Cerita Warga Cegah Perang Sarung di Kaki Gunung Kareumbi

Cerita Warga Cegah Perang Sarung di Kaki Gunung Kareumbi

Dian Nugraha Ramdani - detikJabar
Kamis, 21 Mar 2024 23:45 WIB
Senjata perang sarung Sidoarjo
Ilustrasi senjata perang sarung (dok.Instagram @ndorobei.official)
Sumedang -

Kabar perang sarung merebak di mana-mana pada bulan puasa ini, warga antisipasi dengan berpatroli. Kisah patroli perang sarung datang dari warga di Desa Cimanggung, Kecamatan Cimanggung, Kabupaten Sumedang.

Warga desa di kaki Gunung Kareumbi itu berinisiatif, setiap malam keluar rumah untuk memastikan tidak ada kerumunan anak muda yang dicurigai dari gelagatnya akan perang sarung. Patroli ini membuahkan hasil, kampung-kampung relatif lebih aman dari perang.

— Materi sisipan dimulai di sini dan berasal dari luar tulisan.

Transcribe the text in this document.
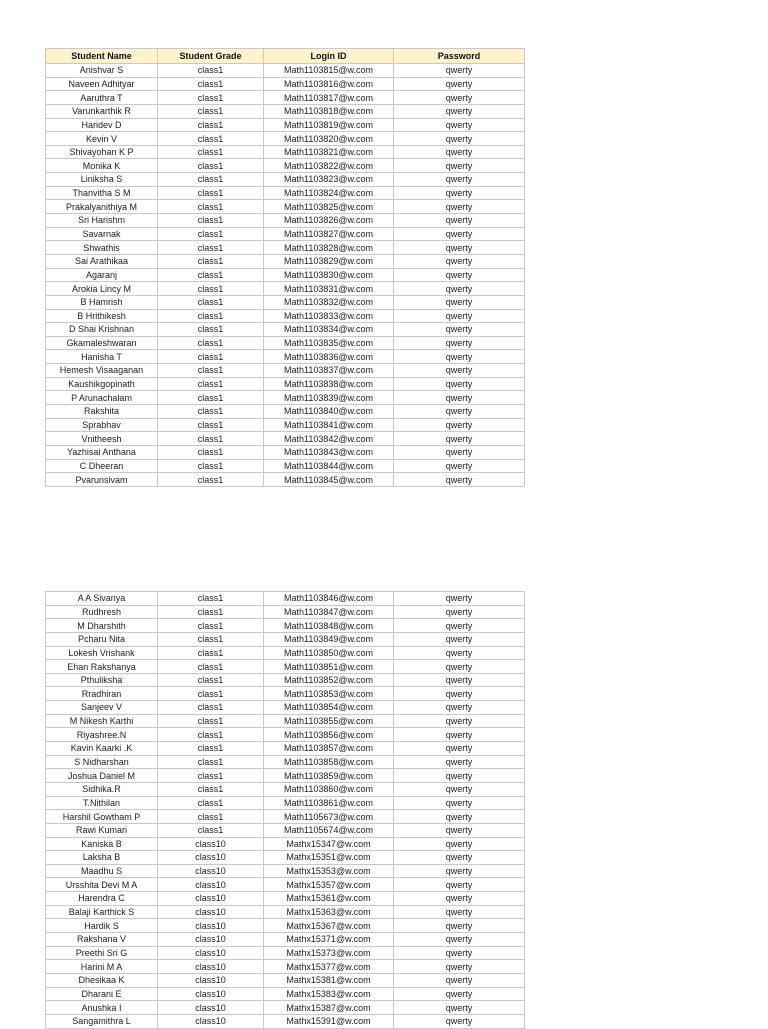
Student Name	Student Grade	Login ID	Password
Anishvar S	class1	Math1103815@w.com	qwerty
Naveen Adhityar	class1	Math1103816@w.com	qwerty
Aaruthra T	class1	Math1103817@w.com	qwerty
Varunkarthik R	class1	Math1103818@w.com	qwerty
Haridev D	class1	Math1103819@w.com	qwerty
Kevin V	class1	Math1103820@w.com	qwerty
Shivayohan K P	class1	Math1103821@w.com	qwerty
Monika K	class1	Math1103822@w.com	qwerty
Liniksha S	class1	Math1103823@w.com	qwerty
Thanvitha S M	class1	Math1103824@w.com	qwerty
Prakalyanithiya M	class1	Math1103825@w.com	qwerty
Sri Harishm	class1	Math1103826@w.com	qwerty
Savarnak	class1	Math1103827@w.com	qwerty
Shwathis	class1	Math1103828@w.com	qwerty
Sai Arathikaa	class1	Math1103829@w.com	qwerty
Agaranj	class1	Math1103830@w.com	qwerty
Arokia Lincy M	class1	Math1103831@w.com	qwerty
B Hamrish	class1	Math1103832@w.com	qwerty
B Hrithikesh	class1	Math1103833@w.com	qwerty
D Shai Krishnan	class1	Math1103834@w.com	qwerty
Gkamaleshwaran	class1	Math1103835@w.com	qwerty
Hanisha T	class1	Math1103836@w.com	qwerty
Hemesh Visaaganan	class1	Math1103837@w.com	qwerty
Kaushikgopinath	class1	Math1103838@w.com	qwerty
P Arunachalam	class1	Math1103839@w.com	qwerty
Rakshita	class1	Math1103840@w.com	qwerty
Sprabhav	class1	Math1103841@w.com	qwerty
Vnitheesh	class1	Math1103842@w.com	qwerty
Yazhisai Anthana	class1	Math1103843@w.com	qwerty
C Dheeran	class1	Math1103844@w.com	qwerty
Pvarunsivam	class1	Math1103845@w.com	qwerty
A A Sivanya	class1	Math1103846@w.com	qwerty
Rudhresh	class1	Math1103847@w.com	qwerty
M Dharshith	class1	Math1103848@w.com	qwerty
Pcharu Nita	class1	Math1103849@w.com	qwerty
Lokesh Vrishank	class1	Math1103850@w.com	qwerty
Ehan Rakshanya	class1	Math1103851@w.com	qwerty
Pthuliksha	class1	Math1103852@w.com	qwerty
Rradhiran	class1	Math1103853@w.com	qwerty
Sanjeev V	class1	Math1103854@w.com	qwerty
M Nikesh Karthi	class1	Math1103855@w.com	qwerty
Riyashree.N	class1	Math1103856@w.com	qwerty
Kavin Kaarki .K	class1	Math1103857@w.com	qwerty
S Nidharshan	class1	Math1103858@w.com	qwerty
Joshua Daniel M	class1	Math1103859@w.com	qwerty
Sidhika.R	class1	Math1103860@w.com	qwerty
T.Nithilan	class1	Math1103861@w.com	qwerty
Harshil Gowtham P	class1	Math1105673@w.com	qwerty
Rawi Kumari	class1	Math1105674@w.com	qwerty
Kaniska B	class10	Mathx15347@w.com	qwerty
Laksha B	class10	Mathx15351@w.com	qwerty
Maadhu S	class10	Mathx15353@w.com	qwerty
Ursshita Devi M A	class10	Mathx15357@w.com	qwerty
Harendra C	class10	Mathx15361@w.com	qwerty
Balaji Karthick S	class10	Mathx15363@w.com	qwerty
Hardik S	class10	Mathx15367@w.com	qwerty
Rakshana V	class10	Mathx15371@w.com	qwerty
Preethi Sri G	class10	Mathx15373@w.com	qwerty
Harini M A	class10	Mathx15377@w.com	qwerty
Dhesikaa K	class10	Mathx15381@w.com	qwerty
Dharani E	class10	Mathx15383@w.com	qwerty
Anushka I	class10	Mathx15387@w.com	qwerty
Sangamithra L	class10	Mathx15391@w.com	qwerty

Awalnya patroli hanya dilakukan di tingkat RT, kemudian meluas ke tingkat RW dan sekarang antar kampung bahkan satu desa. Di Desa Cimanggung yang konturnya masih berbukit, banyak tempat tanpa penerangan dijadikan lokasi berkumpul pelaku perang sarung.

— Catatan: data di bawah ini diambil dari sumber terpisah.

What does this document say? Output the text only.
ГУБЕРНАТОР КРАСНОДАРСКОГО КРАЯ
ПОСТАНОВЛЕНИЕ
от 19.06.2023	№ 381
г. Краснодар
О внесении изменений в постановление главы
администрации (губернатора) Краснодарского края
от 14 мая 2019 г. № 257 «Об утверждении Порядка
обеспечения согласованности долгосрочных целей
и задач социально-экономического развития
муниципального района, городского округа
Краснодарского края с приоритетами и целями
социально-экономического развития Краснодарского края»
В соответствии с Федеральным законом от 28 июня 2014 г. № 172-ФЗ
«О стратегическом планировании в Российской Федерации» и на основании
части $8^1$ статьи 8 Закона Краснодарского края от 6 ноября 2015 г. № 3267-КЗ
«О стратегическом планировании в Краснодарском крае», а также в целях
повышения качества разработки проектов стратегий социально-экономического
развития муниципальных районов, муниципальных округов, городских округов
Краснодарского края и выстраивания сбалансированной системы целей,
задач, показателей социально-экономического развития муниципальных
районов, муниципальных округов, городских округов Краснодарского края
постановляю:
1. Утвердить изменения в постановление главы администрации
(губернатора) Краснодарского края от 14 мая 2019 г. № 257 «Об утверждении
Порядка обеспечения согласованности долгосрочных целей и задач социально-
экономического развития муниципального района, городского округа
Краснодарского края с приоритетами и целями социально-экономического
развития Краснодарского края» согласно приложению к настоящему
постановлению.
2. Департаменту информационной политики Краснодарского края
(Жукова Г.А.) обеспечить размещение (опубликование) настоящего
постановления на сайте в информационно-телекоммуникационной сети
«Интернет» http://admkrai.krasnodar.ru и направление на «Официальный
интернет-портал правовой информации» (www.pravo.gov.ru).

SCROLL TO CONTINUE WITH CONTENT

Agus Surachman, Tokoh Masyarakat Cimanggung mengatakan selama Ramadhan ini, puncak patroli dilakukan tiga malam berturut-turut hingga kemarin malam, Rabu (20/3/2024).

Menurutnya, dalam rentang waktu tiga hari itu, ada sekelompok anak-anak dan pemuda yang berkumpul di sekitar Kampung Nyalindung saat tengah malam. Informasi tentang itu sampai kepada tim patroli, dan ketika dicek, benar ada gerombolan dua kubu yang telah berbaris.

ADVERTISEMENT

"Mereka berhadap-hadapan siap bentrok, seperti sebuah pertarungan resmi, menyadari kedatangan kami, mereka terusik dan kabur, mereka berlarian sampai sandal dan sepeda motor ditinggal. Jumlahnya ada sekitar 50 orang," kata Agus saat dihubungi detikJabar, Kamis (21/3/2024).

Patroli dilakukan bersama Pj Kepala Desa Cimanggung, Jajang Rohana, ada juga Bhabinkamtibmas dan Babinsa yang turut serta. Kini, patroli akan lebih luas karena tidak hanya melibatkan pengurus RT dan RW, melainkan para orang tua akan diminta respons untuk mencari anak mereka jika keluyuran malam hari.

"Kades mengumumkan itu kepada warga, sehingga sekarang mungkin tidak akan terlalu kerepotan harus keliling kampung, ke Cinangka, Nusa, Bendungan, Nyalindung, Cihonje, Pasirmuncang, dan Warungnenggang, melainkan warga setempat yang patroli," katanya.

Perang sarung telah terjadi lintas kampung di Cimanggung, menurut Agus Surachman hal itu diawali hilir-mudiknya anak-anak usia kelas 1 SMP hingga pemuda setamatan SMA bergerombol dan datang ke kampung lain.

"Di sini kan ada lapangan sepakbola. Kelompok anak-anak muda sering datang, hilir-mudik. Waktu ditanya apa maksud kedatangannya dan dari mana, mereka menjawab dari kampung-kampung yang jauh, yang warga sekitar tidak mengenal mereka," kata Agus.

Dia berharap semua warga aktif menjaga anak-anak mereka ketika malam tiba. Menurutnya, perang sarung pada anak-anak zaman 'baheula' ada tradisinya, namun tidak dengan tujuan melukai apalagi di ujung sarung yang dipilin ada batu hingga benda keras lainnya.

"Dulu perang sarung batas waktunya jelas, dari waktu berbuka hingga menjelang tarawih. Selesai. Setelah jam itu tak ada lagi perang sarung," kata Agus yang juga pegiat budaya Sunda itu.